Data.gov.uk Contracts Archive
Application
Visit the contracts archive finder.
Finding the IP address of the machine
Credentials for the AWS account are in the govuk-secrets
repository under
2ndline/datagovuk/contracts-finder-archive-aws-console-pass
.
Once logged in to the AWS console, you’ll be able to list the EC2 instances and find the IP of the contracts archive finder.
SSH'ing onto the machine
If you need to ssh
on to the machine, you can do so by grabbing the private
key from govuk-secrets
under
2ndline/datagovuk/contracts-finder-archive-cert
.
You will need to put the private key into a file and change the permissions so it is not publicly viewable before you can use it.
You can do this as follows:
$ cd ~/govuk/govuk-secrets
$ PASSWORD_STORE_DIR=~/govuk/govuk-secrets/pass/2ndline pass datagovuk/contracts-finder-archive-cert > govuk-contracts-archive.pem
$ chmod 400 govuk-contracts-archive.pem
You will then be able to ssh
onto the machine in AWS by using the .pem
file:
$ ssh -i "govuk-contracts-archive.pem" ubuntu@<ip address>
Historical data
Snapshot
There is a point in time snapshot of the contracts archive finder, should you need to access older log files.
This is setup on the same AWS account as an EC2 instance called
2019-contracts-archive
. To access this machine, use the same certificate as
above and ssh
in as follows:
$ ssh -i "govuk-contracts-archive.pem" ubuntu@<ip address>
This machine includes Nginx logs from two periods:
- June 9 to June 26 2018 - available at
/mount-old-arch/var/log/nginx
- March 9 to March 19 2019 - available at
/var/log/nginx
The machine was created from two snapshots that are sitting in the AWS account.

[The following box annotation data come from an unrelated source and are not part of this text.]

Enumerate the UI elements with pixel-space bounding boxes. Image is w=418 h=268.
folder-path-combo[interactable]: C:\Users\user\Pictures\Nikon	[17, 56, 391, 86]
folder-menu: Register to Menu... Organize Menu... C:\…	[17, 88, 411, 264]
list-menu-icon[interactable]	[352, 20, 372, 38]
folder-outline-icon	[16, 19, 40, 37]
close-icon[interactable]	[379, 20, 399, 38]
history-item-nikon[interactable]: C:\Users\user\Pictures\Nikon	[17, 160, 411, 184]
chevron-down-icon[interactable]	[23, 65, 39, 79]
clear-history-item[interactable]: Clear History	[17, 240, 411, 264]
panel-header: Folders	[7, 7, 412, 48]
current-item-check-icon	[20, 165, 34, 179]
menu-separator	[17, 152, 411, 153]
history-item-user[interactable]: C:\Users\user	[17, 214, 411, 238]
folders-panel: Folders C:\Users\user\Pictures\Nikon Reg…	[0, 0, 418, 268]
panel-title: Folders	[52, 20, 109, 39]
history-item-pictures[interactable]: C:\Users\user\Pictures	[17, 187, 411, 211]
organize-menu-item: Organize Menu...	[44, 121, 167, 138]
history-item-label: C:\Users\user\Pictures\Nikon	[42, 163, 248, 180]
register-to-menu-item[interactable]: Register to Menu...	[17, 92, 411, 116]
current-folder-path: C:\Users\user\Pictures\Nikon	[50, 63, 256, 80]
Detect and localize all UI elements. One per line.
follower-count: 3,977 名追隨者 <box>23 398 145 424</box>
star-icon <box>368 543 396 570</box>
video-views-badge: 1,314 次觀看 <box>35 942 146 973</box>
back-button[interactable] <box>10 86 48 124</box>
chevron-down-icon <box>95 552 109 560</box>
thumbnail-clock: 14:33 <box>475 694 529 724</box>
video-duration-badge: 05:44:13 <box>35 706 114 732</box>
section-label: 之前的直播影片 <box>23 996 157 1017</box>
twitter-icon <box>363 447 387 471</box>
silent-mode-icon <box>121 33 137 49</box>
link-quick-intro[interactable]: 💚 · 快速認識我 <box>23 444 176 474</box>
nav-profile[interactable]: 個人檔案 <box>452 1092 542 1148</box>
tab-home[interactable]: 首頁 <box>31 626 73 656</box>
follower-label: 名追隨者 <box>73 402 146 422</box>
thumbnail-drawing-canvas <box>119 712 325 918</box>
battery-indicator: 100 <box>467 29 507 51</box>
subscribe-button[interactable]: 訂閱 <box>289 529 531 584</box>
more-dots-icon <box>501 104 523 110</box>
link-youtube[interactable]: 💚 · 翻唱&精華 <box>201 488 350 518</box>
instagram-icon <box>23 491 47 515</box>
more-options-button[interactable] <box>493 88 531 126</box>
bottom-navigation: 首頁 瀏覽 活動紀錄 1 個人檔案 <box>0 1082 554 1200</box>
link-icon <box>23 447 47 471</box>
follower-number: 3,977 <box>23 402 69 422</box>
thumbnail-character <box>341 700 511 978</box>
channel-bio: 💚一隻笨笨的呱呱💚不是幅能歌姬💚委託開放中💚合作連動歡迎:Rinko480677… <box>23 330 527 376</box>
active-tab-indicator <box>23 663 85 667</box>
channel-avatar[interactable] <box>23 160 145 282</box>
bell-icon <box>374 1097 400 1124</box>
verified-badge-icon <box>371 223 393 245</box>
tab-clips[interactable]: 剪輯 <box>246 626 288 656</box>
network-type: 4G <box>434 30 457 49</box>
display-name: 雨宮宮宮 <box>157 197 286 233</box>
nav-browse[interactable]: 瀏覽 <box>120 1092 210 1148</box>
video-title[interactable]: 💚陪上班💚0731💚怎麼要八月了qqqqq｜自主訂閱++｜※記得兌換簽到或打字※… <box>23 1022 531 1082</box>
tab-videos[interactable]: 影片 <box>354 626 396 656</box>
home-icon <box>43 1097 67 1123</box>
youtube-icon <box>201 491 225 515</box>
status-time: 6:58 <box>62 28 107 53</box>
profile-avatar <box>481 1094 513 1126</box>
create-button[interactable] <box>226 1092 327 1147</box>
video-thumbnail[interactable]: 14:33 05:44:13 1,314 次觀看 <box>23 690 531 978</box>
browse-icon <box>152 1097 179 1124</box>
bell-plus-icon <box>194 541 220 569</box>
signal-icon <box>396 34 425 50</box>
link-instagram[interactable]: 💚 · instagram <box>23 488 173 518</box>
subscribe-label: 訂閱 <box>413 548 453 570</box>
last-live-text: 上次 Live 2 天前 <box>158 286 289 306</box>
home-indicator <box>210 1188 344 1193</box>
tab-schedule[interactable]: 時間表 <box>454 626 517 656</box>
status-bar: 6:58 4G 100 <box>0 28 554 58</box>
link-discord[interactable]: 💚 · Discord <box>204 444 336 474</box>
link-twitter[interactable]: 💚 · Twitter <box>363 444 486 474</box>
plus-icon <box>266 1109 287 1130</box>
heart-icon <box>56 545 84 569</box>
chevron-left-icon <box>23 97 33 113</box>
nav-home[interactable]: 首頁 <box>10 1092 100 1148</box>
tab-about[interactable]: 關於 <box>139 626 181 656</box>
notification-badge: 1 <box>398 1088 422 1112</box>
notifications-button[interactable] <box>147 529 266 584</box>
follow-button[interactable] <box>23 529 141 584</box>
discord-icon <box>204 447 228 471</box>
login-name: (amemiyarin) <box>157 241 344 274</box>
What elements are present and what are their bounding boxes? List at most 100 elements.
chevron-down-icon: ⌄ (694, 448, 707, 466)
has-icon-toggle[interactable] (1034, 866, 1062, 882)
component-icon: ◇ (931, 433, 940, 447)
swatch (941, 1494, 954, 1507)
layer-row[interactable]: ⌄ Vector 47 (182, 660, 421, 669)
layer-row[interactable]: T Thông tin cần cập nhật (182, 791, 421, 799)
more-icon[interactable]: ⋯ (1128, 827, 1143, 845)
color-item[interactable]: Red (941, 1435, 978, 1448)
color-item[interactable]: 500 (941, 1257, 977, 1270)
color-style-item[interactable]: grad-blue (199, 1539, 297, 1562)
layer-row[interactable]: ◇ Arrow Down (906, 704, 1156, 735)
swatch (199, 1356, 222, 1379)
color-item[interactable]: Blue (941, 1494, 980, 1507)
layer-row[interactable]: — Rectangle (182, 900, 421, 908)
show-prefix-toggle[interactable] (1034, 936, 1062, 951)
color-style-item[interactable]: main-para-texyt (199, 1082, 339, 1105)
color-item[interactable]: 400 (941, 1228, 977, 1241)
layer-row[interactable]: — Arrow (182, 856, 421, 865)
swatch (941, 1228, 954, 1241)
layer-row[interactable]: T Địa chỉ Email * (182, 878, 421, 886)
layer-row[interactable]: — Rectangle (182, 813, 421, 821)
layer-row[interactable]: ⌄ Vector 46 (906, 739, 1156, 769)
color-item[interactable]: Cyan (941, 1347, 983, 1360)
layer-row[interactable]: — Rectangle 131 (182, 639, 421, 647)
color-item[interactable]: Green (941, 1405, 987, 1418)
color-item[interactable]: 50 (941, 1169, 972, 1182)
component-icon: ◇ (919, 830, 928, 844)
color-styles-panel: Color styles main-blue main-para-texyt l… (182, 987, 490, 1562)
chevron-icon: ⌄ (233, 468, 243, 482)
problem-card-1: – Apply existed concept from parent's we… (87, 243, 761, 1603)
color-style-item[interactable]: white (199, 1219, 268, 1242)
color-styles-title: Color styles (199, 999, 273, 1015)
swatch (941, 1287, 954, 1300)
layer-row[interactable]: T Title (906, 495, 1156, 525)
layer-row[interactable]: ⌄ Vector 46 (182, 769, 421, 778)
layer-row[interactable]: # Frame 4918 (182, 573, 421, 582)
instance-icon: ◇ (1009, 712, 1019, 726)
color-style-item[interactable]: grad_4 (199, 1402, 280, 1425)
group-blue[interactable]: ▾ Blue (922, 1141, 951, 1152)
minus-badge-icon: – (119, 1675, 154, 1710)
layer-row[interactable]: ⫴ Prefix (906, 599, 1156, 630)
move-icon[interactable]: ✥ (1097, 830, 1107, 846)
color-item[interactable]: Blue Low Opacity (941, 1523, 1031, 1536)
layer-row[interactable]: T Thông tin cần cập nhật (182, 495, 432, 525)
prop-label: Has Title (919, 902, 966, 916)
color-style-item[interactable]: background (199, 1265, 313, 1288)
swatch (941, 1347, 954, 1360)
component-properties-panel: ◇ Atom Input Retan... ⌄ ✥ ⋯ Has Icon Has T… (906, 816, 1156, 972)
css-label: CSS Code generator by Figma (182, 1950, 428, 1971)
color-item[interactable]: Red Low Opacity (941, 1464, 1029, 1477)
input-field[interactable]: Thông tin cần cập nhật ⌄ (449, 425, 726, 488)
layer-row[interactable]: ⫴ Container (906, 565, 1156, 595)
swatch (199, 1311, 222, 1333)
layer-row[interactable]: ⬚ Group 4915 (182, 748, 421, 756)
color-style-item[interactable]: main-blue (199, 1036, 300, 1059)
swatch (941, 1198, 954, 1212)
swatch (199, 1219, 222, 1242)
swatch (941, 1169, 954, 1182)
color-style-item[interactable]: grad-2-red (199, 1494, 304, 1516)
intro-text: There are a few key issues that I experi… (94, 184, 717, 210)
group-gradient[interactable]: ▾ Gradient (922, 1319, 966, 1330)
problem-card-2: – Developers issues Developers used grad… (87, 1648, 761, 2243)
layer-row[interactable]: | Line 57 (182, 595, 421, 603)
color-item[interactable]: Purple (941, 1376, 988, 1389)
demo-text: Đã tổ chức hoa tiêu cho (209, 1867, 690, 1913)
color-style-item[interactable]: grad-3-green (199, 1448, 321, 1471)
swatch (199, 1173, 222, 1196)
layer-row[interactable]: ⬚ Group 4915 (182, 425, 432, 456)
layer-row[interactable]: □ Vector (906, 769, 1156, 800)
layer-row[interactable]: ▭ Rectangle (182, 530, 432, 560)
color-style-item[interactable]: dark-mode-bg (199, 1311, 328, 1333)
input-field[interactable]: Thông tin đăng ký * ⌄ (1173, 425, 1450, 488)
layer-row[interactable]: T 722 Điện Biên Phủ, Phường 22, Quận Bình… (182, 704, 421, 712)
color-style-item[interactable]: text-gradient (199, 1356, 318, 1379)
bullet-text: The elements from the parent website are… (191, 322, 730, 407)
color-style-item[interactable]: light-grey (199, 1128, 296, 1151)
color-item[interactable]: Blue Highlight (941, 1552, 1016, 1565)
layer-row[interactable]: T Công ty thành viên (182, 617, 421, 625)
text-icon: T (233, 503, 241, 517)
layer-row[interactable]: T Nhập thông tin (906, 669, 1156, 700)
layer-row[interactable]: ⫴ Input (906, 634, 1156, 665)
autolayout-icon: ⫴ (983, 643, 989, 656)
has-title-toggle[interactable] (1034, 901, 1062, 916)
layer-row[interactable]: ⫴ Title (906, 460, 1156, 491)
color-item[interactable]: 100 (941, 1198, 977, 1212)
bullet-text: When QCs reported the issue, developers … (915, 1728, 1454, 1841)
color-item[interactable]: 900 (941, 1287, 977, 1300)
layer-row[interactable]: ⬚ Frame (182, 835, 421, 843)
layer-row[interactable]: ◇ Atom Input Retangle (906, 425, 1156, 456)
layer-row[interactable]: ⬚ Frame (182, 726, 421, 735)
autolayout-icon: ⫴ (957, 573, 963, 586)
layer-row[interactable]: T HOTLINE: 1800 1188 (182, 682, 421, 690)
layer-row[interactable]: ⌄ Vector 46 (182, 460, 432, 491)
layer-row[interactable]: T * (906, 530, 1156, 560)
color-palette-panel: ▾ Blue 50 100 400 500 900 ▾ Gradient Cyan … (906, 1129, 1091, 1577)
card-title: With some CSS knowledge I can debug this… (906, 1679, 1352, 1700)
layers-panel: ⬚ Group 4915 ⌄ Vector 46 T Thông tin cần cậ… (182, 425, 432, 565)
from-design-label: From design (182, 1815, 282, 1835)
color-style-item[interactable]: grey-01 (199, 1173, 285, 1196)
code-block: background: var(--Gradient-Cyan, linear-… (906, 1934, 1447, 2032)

These have the following descriptions:
- contract-finder (started June 26 2018)
- snapshot_contracts_20190319 (started March 19 2019)
On data.gov.uk
A database of the contracts archive is also accessible in a SQLite database on this dataset on data.gov.uk.
Takedown and text change requests
Authorise the request
Respond to the user’s Zendesk ticket, saying that we’re processing the request. Change priority to Low and leave a message for the product owners that this ticket requires authorisation. When they have checked the validity of the request, they’ll leave a comment in the ticket and move it to the relevant priority queue for the Technical 2nd Line developers to process.
Process the request
Text change
To change the text inside a contract, e.g. to remove company details from the actual contract entry, you’d SSH onto the contracts archive machine, then open SQLite:
sqlite3 ~/src/contracts-archive/instance/app.db
Find out the award_id
:
select * from award_detail where business_name like "%word%";
Then for each award_id
:
UPDATE award_detail set business_name = 'Redacted', business_address = 'Redacted' WHERE award_id = xxxxxx;
Note that a reindex is not necessary.
Takedown
To take down a contract, SSH onto the contracts archive machine and then move the relevant contract attachments to the redacted folder.
Contracts are located on the machine at
~/src/contracts-archive/instance/documents
. Find the directory for the
contract you are trying to redact. It will be
~/src/contracts-archive/instance/documents/<contract_id>
.
For example if the contract id is 12345
then you will find all the files
under the directory ~/src/contracts-archive/instance/documents/12345
.
Create a new directory in ~/src/contracts-archive/instance/redacted
. Name the
directory the same as the contract id.
Move all the files from the documents/<contract_id>
into the
redacted/<contract_id>
folder.
Note that this method will remove the downloadable attachments, but leave the contract page available to view on the website. This is fine. You can confirm that you’ve redacted the documents by navigating to the contract in the contracts archive finder application and clicking on the download links for each attachment. It should return a 404 Not Found. This may require adding a cachebust string to the download URL.
You should also remove it from Google cache (this will only work once we’ve reinstated the using this page:
https://www.google.com/webmasters/tools/url-removal?hl=en&siteUrl=https://data.gov.uk
Click “Temporarily Hide” and provide the URL and then Submit.